- The Washington Times - Wednesday, October 22, 2014

A federal judge in Puerto Rico said yes, the territory may in fact keep intact a ban on gay marriage — a ruling that legal minds say could now reverberate among Northeastern states.

“Ultimately, the very survival of the political order depends upon the procreative potential embodied in traditional marriage,” U.S. District Court Judge Juan Perez-Gimenez said, The Hill reported.

The judge relied heavily on a 1972 case — where the Supreme Court dismissed a same-sex couple’s appeal of a Minnesota ban on gay marriage — to render his ruling, The Hill reported.

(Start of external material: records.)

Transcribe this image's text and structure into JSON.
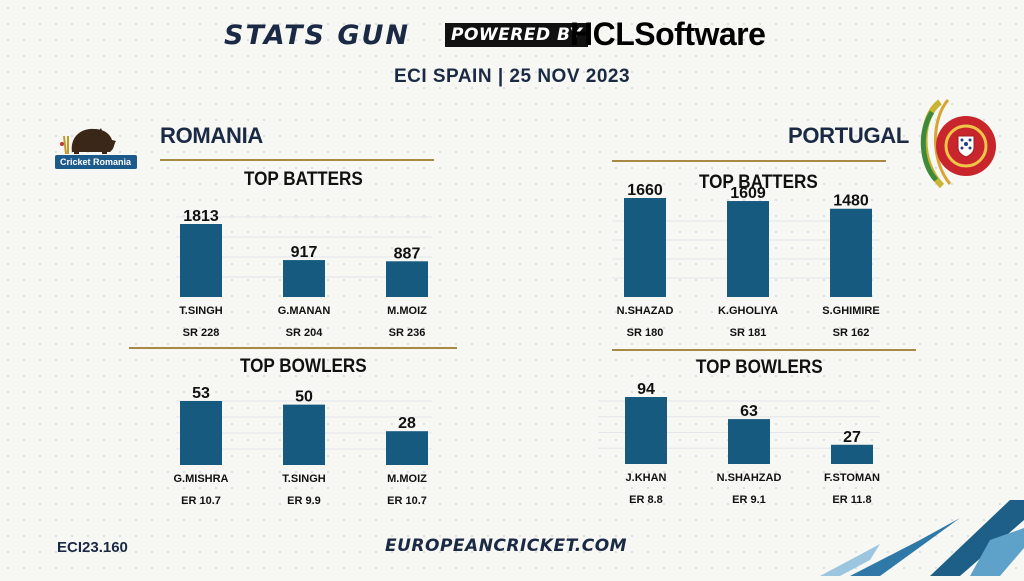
{
  "header": {
    "brand_left": "STATS GUN",
    "brand_powered": "POWERED BY",
    "brand_right": "HCLSoftware",
    "subtitle": "ECI SPAIN | 25 NOV 2023"
  },
  "teams": {
    "left": {
      "name": "ROMANIA",
      "logo_text": "Cricket Romania"
    },
    "right": {
      "name": "PORTUGAL"
    }
  },
  "footer": {
    "code": "ECI23.160",
    "url": "EUROPEANCRICKET.COM"
  },
  "colors": {
    "bar": "#175a7f",
    "navy": "#1b2a44",
    "gold": "#a88a45",
    "accent_stripe": "#1d5f86"
  },
  "chart_data": [
    {
      "type": "bar",
      "title": "TOP BATTERS",
      "team": "ROMANIA",
      "categories": [
        "T.SINGH",
        "G.MANAN",
        "M.MOIZ"
      ],
      "values": [
        1813,
        917,
        887
      ],
      "sublabels": [
        "SR 228",
        "SR 204",
        "SR 236"
      ],
      "ylim": [
        0,
        2000
      ]
    },
    {
      "type": "bar",
      "title": "TOP BATTERS",
      "team": "PORTUGAL",
      "categories": [
        "N.SHAZAD",
        "K.GHOLIYA",
        "S.GHIMIRE"
      ],
      "values": [
        1660,
        1609,
        1480
      ],
      "sublabels": [
        "SR 180",
        "SR 181",
        "SR 162"
      ],
      "ylim": [
        0,
        2000
      ]
    },
    {
      "type": "bar",
      "title": "TOP BOWLERS",
      "team": "ROMANIA",
      "categories": [
        "G.MISHRA",
        "T.SINGH",
        "M.MOIZ"
      ],
      "values": [
        53,
        50,
        28
      ],
      "sublabels": [
        "ER 10.7",
        "ER 9.9",
        "ER 10.7"
      ],
      "ylim": [
        0,
        60
      ]
    },
    {
      "type": "bar",
      "title": "TOP BOWLERS",
      "team": "PORTUGAL",
      "categories": [
        "J.KHAN",
        "N.SHAHZAD",
        "F.STOMAN"
      ],
      "values": [
        94,
        63,
        27
      ],
      "sublabels": [
        "ER 8.8",
        "ER 9.1",
        "ER 11.8"
      ],
      "ylim": [
        0,
        100
      ]
    }
  ]
}
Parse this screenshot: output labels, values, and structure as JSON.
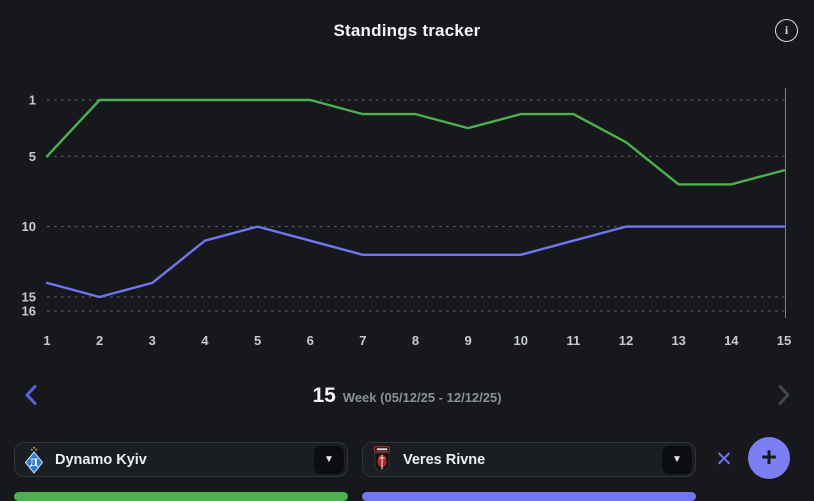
{
  "header": {
    "title": "Standings tracker"
  },
  "icons": {
    "info": "i",
    "caret": "▼",
    "remove": "✕",
    "add": "+"
  },
  "chart_data": {
    "type": "line",
    "title": "Standings tracker",
    "xlabel": "",
    "ylabel": "",
    "x": [
      1,
      2,
      3,
      4,
      5,
      6,
      7,
      8,
      9,
      10,
      11,
      12,
      13,
      14,
      15
    ],
    "y_axis_ticks": [
      1,
      5,
      10,
      15,
      16
    ],
    "ylim": [
      1,
      16
    ],
    "y_inverted": true,
    "grid": "horizontal-dashed",
    "legend_position": "none",
    "current_week_marker_x": 15,
    "series": [
      {
        "name": "Dynamo Kyiv",
        "color": "#4cb050",
        "values": [
          5,
          1,
          1,
          1,
          1,
          1,
          2,
          2,
          3,
          2,
          2,
          4,
          7,
          7,
          6
        ]
      },
      {
        "name": "Veres Rivne",
        "color": "#7175f1",
        "values": [
          14,
          15,
          14,
          11,
          10,
          11,
          12,
          12,
          12,
          12,
          11,
          10,
          10,
          10,
          10
        ]
      }
    ]
  },
  "week_nav": {
    "week_number": "15",
    "week_label": "Week (05/12/25 - 12/12/25)"
  },
  "teams": [
    {
      "name": "Dynamo Kyiv",
      "color": "#4cb050"
    },
    {
      "name": "Veres Rivne",
      "color": "#7175f1"
    }
  ],
  "colors": {
    "background": "#16181c",
    "panel": "#1a1d22",
    "panel_border": "#30343b",
    "accent": "#7175f1",
    "text_primary": "#f3f4f5",
    "text_secondary": "#8b9097"
  }
}
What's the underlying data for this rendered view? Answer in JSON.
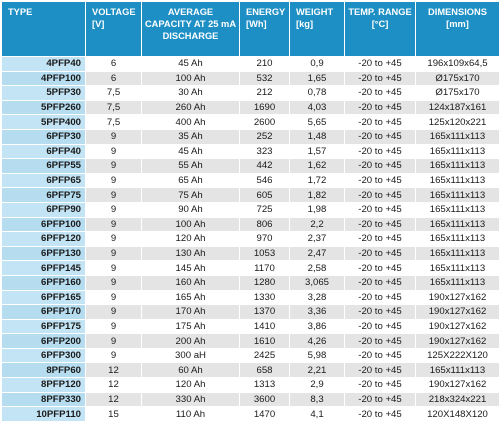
{
  "header": {
    "type": "TYPE",
    "voltage": "VOLTAGE [V]",
    "capacity": "AVERAGE CAPACITY AT 25 mA DISCHARGE",
    "energy": "ENERGY [Wh]",
    "weight": "WEIGHT [kg]",
    "temp": "TEMP. RANGE [°C]",
    "dimensions": "DIMENSIONS [mm]"
  },
  "rows": [
    {
      "type": "4PFP40",
      "voltage": "6",
      "capacity": "45 Ah",
      "energy": "210",
      "weight": "0,9",
      "temp": "-20 to +45",
      "dimensions": "196x109x64,5"
    },
    {
      "type": "4PFP100",
      "voltage": "6",
      "capacity": "100 Ah",
      "energy": "532",
      "weight": "1,65",
      "temp": "-20 to +45",
      "dimensions": "Ø175x170"
    },
    {
      "type": "5PFP30",
      "voltage": "7,5",
      "capacity": "30 Ah",
      "energy": "212",
      "weight": "0,78",
      "temp": "-20 to +45",
      "dimensions": "Ø175x170"
    },
    {
      "type": "5PFP260",
      "voltage": "7,5",
      "capacity": "260 Ah",
      "energy": "1690",
      "weight": "4,03",
      "temp": "-20 to +45",
      "dimensions": "124x187x161"
    },
    {
      "type": "5PFP400",
      "voltage": "7,5",
      "capacity": "400 Ah",
      "energy": "2600",
      "weight": "5,65",
      "temp": "-20 to +45",
      "dimensions": "125x120x221"
    },
    {
      "type": "6PFP30",
      "voltage": "9",
      "capacity": "35 Ah",
      "energy": "252",
      "weight": "1,48",
      "temp": "-20 to +45",
      "dimensions": "165x111x113"
    },
    {
      "type": "6PFP40",
      "voltage": "9",
      "capacity": "45 Ah",
      "energy": "323",
      "weight": "1,57",
      "temp": "-20 to +45",
      "dimensions": "165x111x113"
    },
    {
      "type": "6PFP55",
      "voltage": "9",
      "capacity": "55 Ah",
      "energy": "442",
      "weight": "1,62",
      "temp": "-20 to +45",
      "dimensions": "165x111x113"
    },
    {
      "type": "6PFP65",
      "voltage": "9",
      "capacity": "65 Ah",
      "energy": "546",
      "weight": "1,72",
      "temp": "-20 to +45",
      "dimensions": "165x111x113"
    },
    {
      "type": "6PFP75",
      "voltage": "9",
      "capacity": "75 Ah",
      "energy": "605",
      "weight": "1,82",
      "temp": "-20 to +45",
      "dimensions": "165x111x113"
    },
    {
      "type": "6PFP90",
      "voltage": "9",
      "capacity": "90 Ah",
      "energy": "725",
      "weight": "1,98",
      "temp": "-20 to +45",
      "dimensions": "165x111x113"
    },
    {
      "type": "6PFP100",
      "voltage": "9",
      "capacity": "100 Ah",
      "energy": "806",
      "weight": "2,2",
      "temp": "-20 to +45",
      "dimensions": "165x111x113"
    },
    {
      "type": "6PFP120",
      "voltage": "9",
      "capacity": "120 Ah",
      "energy": "970",
      "weight": "2,37",
      "temp": "-20 to +45",
      "dimensions": "165x111x113"
    },
    {
      "type": "6PFP130",
      "voltage": "9",
      "capacity": "130 Ah",
      "energy": "1053",
      "weight": "2,47",
      "temp": "-20 to +45",
      "dimensions": "165x111x113"
    },
    {
      "type": "6PFP145",
      "voltage": "9",
      "capacity": "145 Ah",
      "energy": "1170",
      "weight": "2,58",
      "temp": "-20 to +45",
      "dimensions": "165x111x113"
    },
    {
      "type": "6PFP160",
      "voltage": "9",
      "capacity": "160 Ah",
      "energy": "1280",
      "weight": "3,065",
      "temp": "-20 to +45",
      "dimensions": "165x111x113"
    },
    {
      "type": "6PFP165",
      "voltage": "9",
      "capacity": "165 Ah",
      "energy": "1330",
      "weight": "3,28",
      "temp": "-20 to +45",
      "dimensions": "190x127x162"
    },
    {
      "type": "6PFP170",
      "voltage": "9",
      "capacity": "170 Ah",
      "energy": "1370",
      "weight": "3,36",
      "temp": "-20 to +45",
      "dimensions": "190x127x162"
    },
    {
      "type": "6PFP175",
      "voltage": "9",
      "capacity": "175 Ah",
      "energy": "1410",
      "weight": "3,86",
      "temp": "-20 to +45",
      "dimensions": "190x127x162"
    },
    {
      "type": "6PFP200",
      "voltage": "9",
      "capacity": "200 Ah",
      "energy": "1610",
      "weight": "4,26",
      "temp": "-20 to +45",
      "dimensions": "190x127x162"
    },
    {
      "type": "6PFP300",
      "voltage": "9",
      "capacity": "300 aH",
      "energy": "2425",
      "weight": "5,98",
      "temp": "-20 to +45",
      "dimensions": "125X222X120"
    },
    {
      "type": "8PFP60",
      "voltage": "12",
      "capacity": "60 Ah",
      "energy": "658",
      "weight": "2,21",
      "temp": "-20 to +45",
      "dimensions": "165x111x113"
    },
    {
      "type": "8PFP120",
      "voltage": "12",
      "capacity": "120 Ah",
      "energy": "1313",
      "weight": "2,9",
      "temp": "-20 to +45",
      "dimensions": "190x127x162"
    },
    {
      "type": "8PFP330",
      "voltage": "12",
      "capacity": "330 Ah",
      "energy": "3600",
      "weight": "8,3",
      "temp": "-20 to +45",
      "dimensions": "218x324x221"
    },
    {
      "type": "10PFP110",
      "voltage": "15",
      "capacity": "110 Ah",
      "energy": "1470",
      "weight": "4,1",
      "temp": "-20 to +45",
      "dimensions": "120X148X120"
    }
  ]
}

Other federal courts have abstained from considering that case, saying it no longer applies, given the Supreme Court’s rule to erase the federal Defense of Marriage Act, or DOMA.

But the judge in the Puerto Rico case said that states do indeed have the right to decide marriage issues — and that same-sex marriage was hardly a “fundamental right,” he said, The Hill reported.

“One basic principle remains,” he wrote, The Hill reported, “the people, acting through their elected representatives, may legitimately regulate marriage by law.”

Puerto Rice falls under the First Circuit Court of Appeals, based in Boston, and is largely expected to take up an appeal — which in turn could affect the other states in its jurisdiction that already allow gay marriage. Those states include Rhode Island, Massachusetts, New Hampshire and Maine.